*Бзыря – повеса, шатун (древнерусское).
* Баламошка – дурачок, полоумный (древнерусское).
– Неужто Боянка тебя за такого отдаст?! – мысленно ахнула я.
– Не отдаст, конечно, но и я позориться не хочу, привечая таких сватов.
– Самой-то по сердцу ли кто? – поинтересовалась у девочки, но та равнодушно пожала плечами.
– Рано мне о таком думать. Я как ты хочу. Сначала самостоятельной стать. Лавку свою открыть или мастерскую, а потом уже присматривать мужа. Да не абы какого, а чтоб ровней был. Вон как Савва Первушич у Катюшки нашей. И не беда, что вдовец с дитя́ми – посмотри, он жену сильно любит и к девчонкам нашим как к своим относится.
Согласно кивала словам подружки, удивляясь её рассудительности. Об одном жалела – что рано она повзрослела. Сначала в сиротстве своём, а потом работая рядом со мной и Катей.
– Ох, Дашенька, посмотри! – вдруг дёрнула меня Дуняша.
Мы уже подходили к «Стрекозке», а навстречу нам через ратушную площадь шествовала кавалькада пёстро одетых всадников.
– Степняки! – выдохнула девочка.
– Родичи Дарьи Милановны в гости пожаловали, – ехидно фыркнула за спиной одна из близняшек-визажисток, которые одновременно с нами подошли к ателье.
Но мне было не до девиц. Я во все глаза смотрела на группу странных людей, которые в центре города выглядели неуместно и чужеродно.
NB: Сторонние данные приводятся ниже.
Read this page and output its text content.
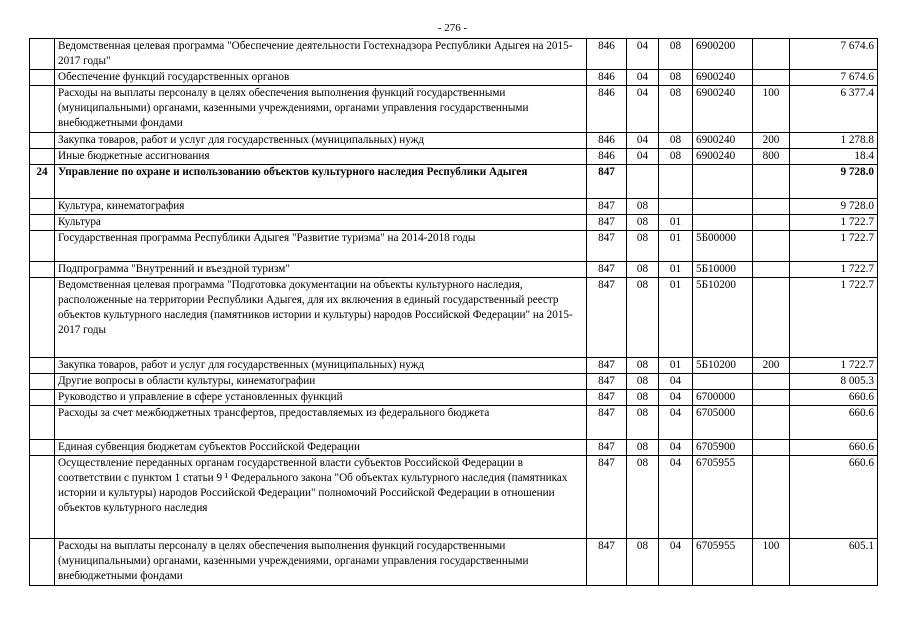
- 276 -
	Ведомственная целевая программа "Обеспечение деятельности Гостехнадзора Республики Адыгея на 2015-2017 годы"	846	04	08	6900200		7 674.6
	Обеспечение функций государственных органов	846	04	08	6900240		7 674.6
	Расходы на выплаты персоналу в целях обеспечения выполнения функций государственными (муниципальными) органами, казенными учреждениями, органами управления государственными внебюджетными фондами	846	04	08	6900240	100	6 377.4
	Закупка товаров, работ и услуг для государственных (муниципальных) нужд	846	04	08	6900240	200	1 278.8
	Иные бюджетные ассигнования	846	04	08	6900240	800	18.4
24	Управление по охране и использованию объектов культурного наследия Республики Адыгея	847					9 728.0
	Культура, кинематография	847	08				9 728.0
	Культура	847	08	01			1 722.7
	Государственная программа Республики Адыгея "Развитие туризма" на 2014-2018 годы	847	08	01	5Б00000		1 722.7
	Подпрограмма "Внутренний и въездной туризм"	847	08	01	5Б10000		1 722.7
	Ведомственная целевая программа "Подготовка документации на объекты культурного наследия, расположенные на территории Республики Адыгея, для их включения в единый государственный реестр объектов культурного наследия (памятников истории и культуры) народов Российской Федерации" на 2015-2017 годы	847	08	01	5Б10200		1 722.7
	Закупка товаров, работ и услуг для государственных (муниципальных) нужд	847	08	01	5Б10200	200	1 722.7
	Другие вопросы в области культуры, кинематографии	847	08	04			8 005.3
	Руководство и управление в сфере установленных функций	847	08	04	6700000		660.6
	Расходы за счет межбюджетных трансфертов, предоставляемых из федерального бюджета	847	08	04	6705000		660.6
	Единая субвенция бюджетам субъектов Российской Федерации	847	08	04	6705900		660.6
	Осуществление переданных органам государственной власти субъектов Российской Федерации в соответствии с пунктом 1 статьи 9 ¹ Федерального закона "Об объектах культурного наследия (памятниках истории и культуры) народов Российской Федерации" полномочий Российской Федерации в отношении объектов культурного наследия	847	08	04	6705955		660.6
	Расходы на выплаты персоналу в целях обеспечения выполнения функций государственными (муниципальными) органами, казенными учреждениями, органами управления государственными внебюджетными фондами	847	08	04	6705955	100	605.1
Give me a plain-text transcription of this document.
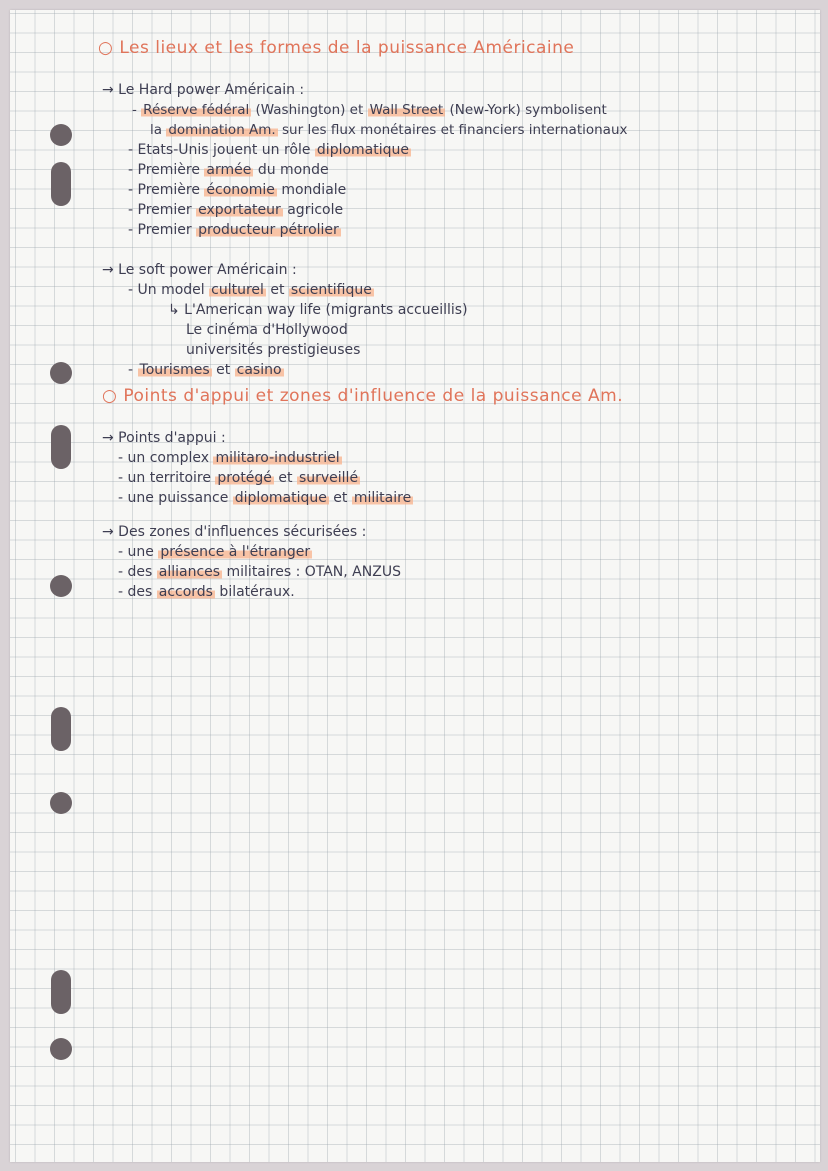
○ Les lieux et les formes de la puissance Américaine
→ Le Hard power Américain :
- Réserve fédéral (Washington) et Wall Street (New-York) symbolisent
la domination Am. sur les flux monétaires et financiers internationaux
- Etats-Unis jouent un rôle diplomatique
- Première armée du monde
- Première économie mondiale
- Premier exportateur agricole
- Premier producteur pétrolier
→ Le soft power Américain :
- Un model culturel et scientifique
↳ L'American way life (migrants accueillis)
Le cinéma d'Hollywood
universités prestigieuses
- Tourismes et casino
○ Points d'appui et zones d'influence de la puissance Am.
→ Points d'appui :
- un complex militaro-industriel
- un territoire protégé et surveillé
- une puissance diplomatique et militaire
→ Des zones d'influences sécurisées :
- une présence à l'étranger
- des alliances militaires : OTAN, ANZUS
- des accords bilatéraux.
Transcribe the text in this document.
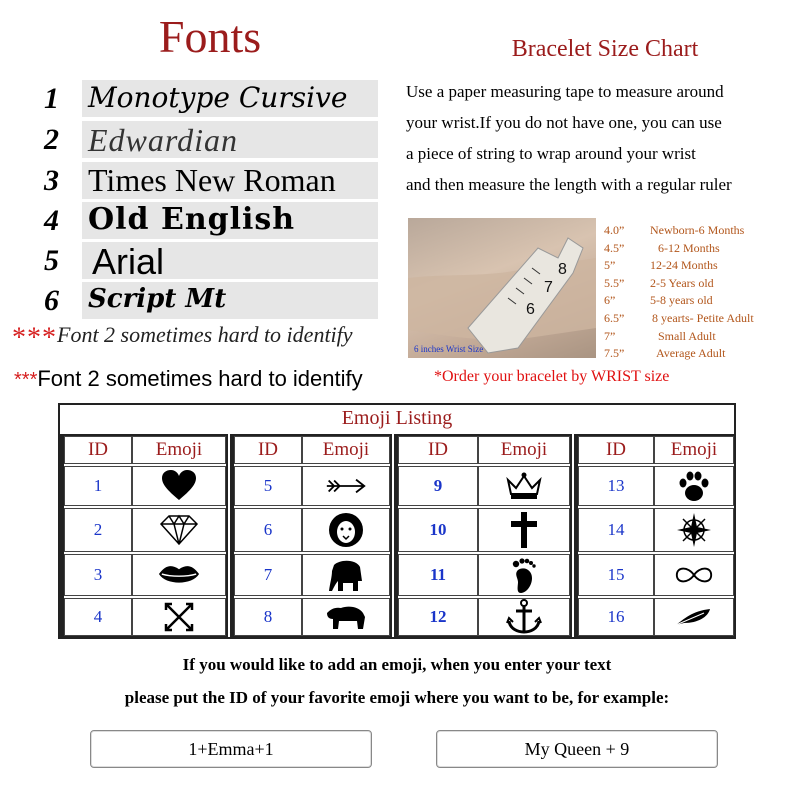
Fonts
1	Monotype Cursive
2 Edwardian
3 Times New Roman
4 Old English
5 Arial
6	Script Mt
***Font 2 sometimes hard to identify
***Font 2 sometimes hard to identify
Bracelet Size Chart
Use a paper measuring tape to measure around
your wrist.If you do not have one, you can use
a piece of string to wrap around your wrist
and then measure the length with a regular ruler
6
7
8
6 inches Wrist Size
4.0”	Newborn-6 Months
4.5”	6-12 Months
5”	12-24 Months
5.5”	2-5 Years old
6”	5-8 years old
6.5”	8 yearts- Petite Adult
7”	Small Adult
7.5”	Average Adult
*Order your bracelet by WRIST size
Emoji Listing
ID	Emoji
1
2
3
4
ID	Emoji
5
6
7
8
ID	Emoji
9
10
11
12
ID	Emoji
13
14
15
16
If you would like to add an emoji, when you enter your text
please put the ID of your favorite emoji where you want to be, for example:
1+Emma+1	My Queen + 9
Впереди на лохматой низкорослой лошадке трусил забавный человечек преклонного возраста в лисьем малахае, в тёплом полосатом халате, подпоясанном ярким платком с кистями и в узорчатых сапогах с загнутыми носками. В одной руке он держал поводья, с ладони другой не сводил глаз. «По азимуту идёт» – мелькнула малопонятная мысль.
За стариком следовали шесть всадников на коняжках потрясающей красоты. Лёгкие, тонконогие, с диким взглядом пронзительно-чёрных глаз. Казалось, позволь, так они не только галопом поскачут вдоль по улице, а взлетят к облакам низким и скроются в них, слившись серебристо-серым цветом. Воины, восседающие на этих волшебных кониках, взирали раскосыми глазами на происходящее с невозмутимыми лицами, словно ничто их не касалось. Только ворсинки меха в пышных лисьих хвостах, свисающих с верхушек шеломов, играли на ветру, да по матовой глади тонкой кольчуги изредка солнечный луч скользил.
– Красота какая! – шёпотом восхитилась Дуняша.
– Дикари, – высокомерно прокомментировала Людмила, но с места не тронулась, ожидая развития неожиданной ситуации. Всё же не каждый день увидишь такое.
– Ну что ты, Людочка. Посмотри, какие краски, какая композиция, – принялась увещевать старшую сестру Белослава. – Такое хоть на холсте, хоть на доске писать.
И художницы заспорили, стоит ли подобная картина расхода красок.
Мне было не до них. Чуть дыша, смотрела, как спешился чудной старик, как, не отрывая глаз от своей раскрытой ладони, двинулся в нашу сторону. Не доходя шага три, поводил рукой, словно ища что-то, и вдруг рухнул наземь у моих ног. Распластался по мостовой и забубнил нечто-то непонятное.
– Дуня, беги за Руженой. Она тюркский знает, – мысленно распорядилась я, не представляя, что дальше делать. Не то поднимать старика с холодных камней, не то рядом падать, не то сбежать и закрыться в «Стрекозке», надеясь, что степняки ошиблись и не меня они вовсе искали.
Растерянно обвела взглядом площадь. Несмотря на то, что день только-только занимался, народ, пока ещё жидкой толпой, собирался поглазеть на редкое зрелище, окружая нас живым кольцом. Всадники, припавшие на одно колено, старик, раскинувшийся у моих ног морской звездой, и я в полной растерянности.